Plane potential flows allows us to approximate the streamlines of a fluid flow. It does this by using Laplace’s equations to determine the basic velocity potentials and stream functions for simple irrotational flows. In turn, these basic velocity potentials and stream functions are combined to determine the streamlines of more complex flows. This was shown for flow over a half body in the previous article. However, a half body is only a partial result showing how the flow behaves when it first encounters a body. In order to see how the flow would behave going over a complete body a Rankine oval would needs to be used.
First, when we looked at a half body we combined a uniform flow with a source. However, in order to determine the flow around a closed body we will need to add a sink. In turn, this will create a doublet between the source and the sink. For this article the source and the sink will have equal strength. For this type of situation the following stream function “$ψ$” and velocity potential “$Φ$” will be used.
( Eq 1) $ψ=Ur~sin~θ-\frac{m}{2π}(θ_1-θ_2)$
(Eq 2) $Φ=Ur~cos~θ-\frac{m}{2π}(ln~r_1-ln~r_2)$
The image above visually represents the flow over a Rankine oval. As mentioned earlier, in order to solve this type of problem, you use a doublet combined with a uniform flow. In turn, the stream function can be written as the following.
(Eq 3) $ψ=Ur~sin~θ-\frac{m}{2π}~tan^{-1}~\left(\frac{2ar~sin~θ}{r^2-a^2}\right)$
or
(Eq 4) $ψ=Uy-\frac{m}{2π}~tan^{-1}~\left(\frac{2ay}{x^2+y^2-a^2}\right)$
In order to obtain a streamline $ψ$ will need to be set to a constant. As a result, if $ψ=0$ than a closed body will form. This is seen in the image above. In turn, the flow that is emanating from the sources is flowing into the sink. The oval shape that results is called a Rankine oval.
Half Length and Half Width
When analyzing a Rankine oval there will be two stagnation points. One stagnation point is caused by the sources, while the other is caused by the sink. In turn, the stagnation points will occur where the uniform velocity, source velocity, and sink velocity combine to equal a zero velocity. As a result the location of the stagnation points will be depend on the values of $a$, $m$, and $U$. Determining where the stagnation points are will allow you to define the body half-length $l$. To find the body half length the following equations will be used.
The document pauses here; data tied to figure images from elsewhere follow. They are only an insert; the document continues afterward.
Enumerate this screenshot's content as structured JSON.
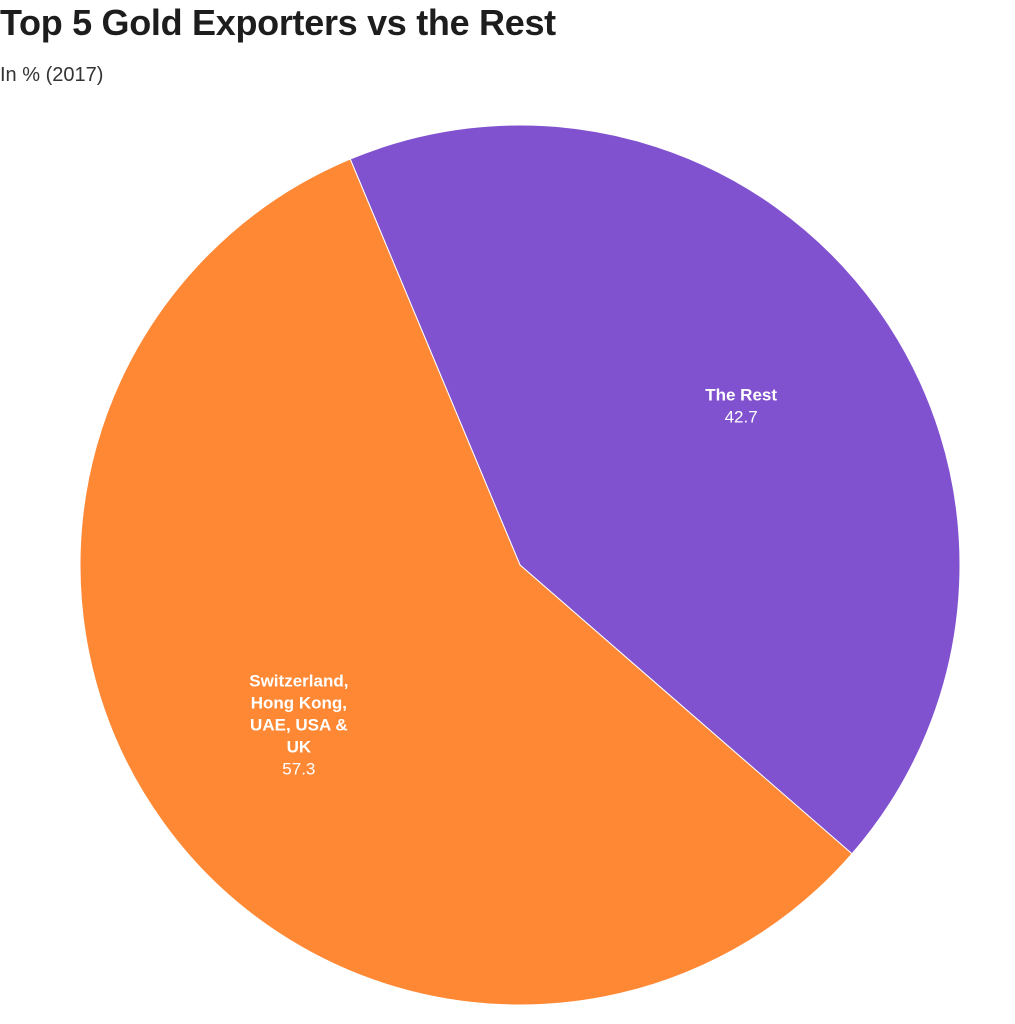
{
  "title": "Top 5 Gold Exporters vs the Rest",
  "subtitle": "In % (2017)",
  "chart_data": {
    "type": "pie",
    "title": "Top 5 Gold Exporters vs the Rest",
    "subtitle": "In % (2017)",
    "start_angle_deg": -22.7,
    "direction": "clockwise",
    "slices": [
      {
        "label": "The Rest",
        "label_lines": [
          "The Rest"
        ],
        "value": 42.7,
        "value_label": "42.7",
        "color": "#8152CF"
      },
      {
        "label": "Switzerland, Hong Kong, UAE, USA & UK",
        "label_lines": [
          "Switzerland,",
          "Hong Kong,",
          "UAE, USA &",
          "UK"
        ],
        "value": 57.3,
        "value_label": "57.3",
        "color": "#FF8835"
      }
    ]
  }
}
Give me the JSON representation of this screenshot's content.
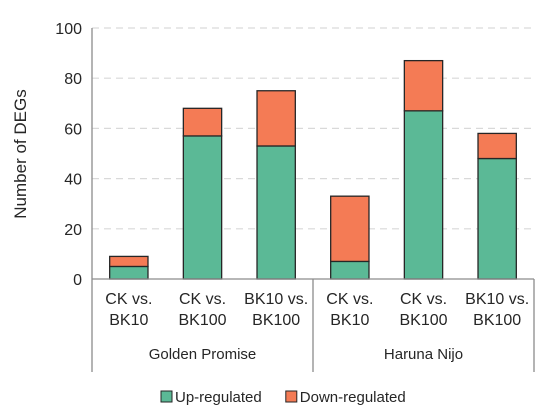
{
  "chart_data": {
    "type": "bar",
    "stacked": true,
    "ylabel": "Number of DEGs",
    "ylim": [
      0,
      100
    ],
    "yticks": [
      0,
      20,
      40,
      60,
      80,
      100
    ],
    "grid": true,
    "legend_position": "bottom",
    "groups": [
      {
        "name": "Golden Promise",
        "categories": [
          {
            "line1": "CK vs.",
            "line2": "BK10"
          },
          {
            "line1": "CK vs.",
            "line2": "BK100"
          },
          {
            "line1": "BK10 vs.",
            "line2": "BK100"
          }
        ]
      },
      {
        "name": "Haruna Nijo",
        "categories": [
          {
            "line1": "CK vs.",
            "line2": "BK10"
          },
          {
            "line1": "CK vs.",
            "line2": "BK100"
          },
          {
            "line1": "BK10 vs.",
            "line2": "BK100"
          }
        ]
      }
    ],
    "series": [
      {
        "name": "Up-regulated",
        "color": "#5bb996",
        "values": [
          5,
          57,
          53,
          7,
          67,
          48
        ]
      },
      {
        "name": "Down-regulated",
        "color": "#f47b55",
        "values": [
          4,
          11,
          22,
          26,
          20,
          10
        ]
      }
    ]
  }
}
(Eq 5) $l=\left(\frac{ma}{πU}+a^2\right)^{1/2}$
or
(Eq 6) $\frac{l}{a}=\left(\frac{ma}{πUa}+1\right)^{1/2}$
Next, the body half-width $h$ of the Rankine oval needs to be determined. For the figure above, this is found by determining the value of $y$ where the y-axis intersect the $ψ=0$ streamline. Thus, for $ψ=0$, $x=0$ and $y=h$ the body’s half width is determined using the following equations.
(Eq 7) $h=\frac{h^2-a^2}{2a}~tan~\frac{2πUh}{m}$
or
(Eq 8) $\frac{h}{a}=\frac{1}{2}\left[\left(\frac{h}{a}\right)^2-1\right]~tan~\left[2\left(\frac{πUa}{m}\right)\frac{h}{a}\right]$
In turn, both the half-length and half-width are functions of the dimensionless parameter $πUa/m$. Hence, a large variety of body shapes that have different length to width ratios can be determined through different values of $Ua/m$. As a result, larger values of $Ua/m$ will result in a long slender body, while small values will result in a blunt shape.
Finally, when you are looking a Rankine oval, the surface pressure will increase with distance along the surface from the point downstream from the maximum body width. This is known as an adversed pressure gradient. In turn, this will typically result in a flow separation from the surface resulting in large low pressure wake. However, when the potential theory is used separation is not predicted. Hence, Rankine ovals will only provide a reasonable approximation outside the viscous boundary layer.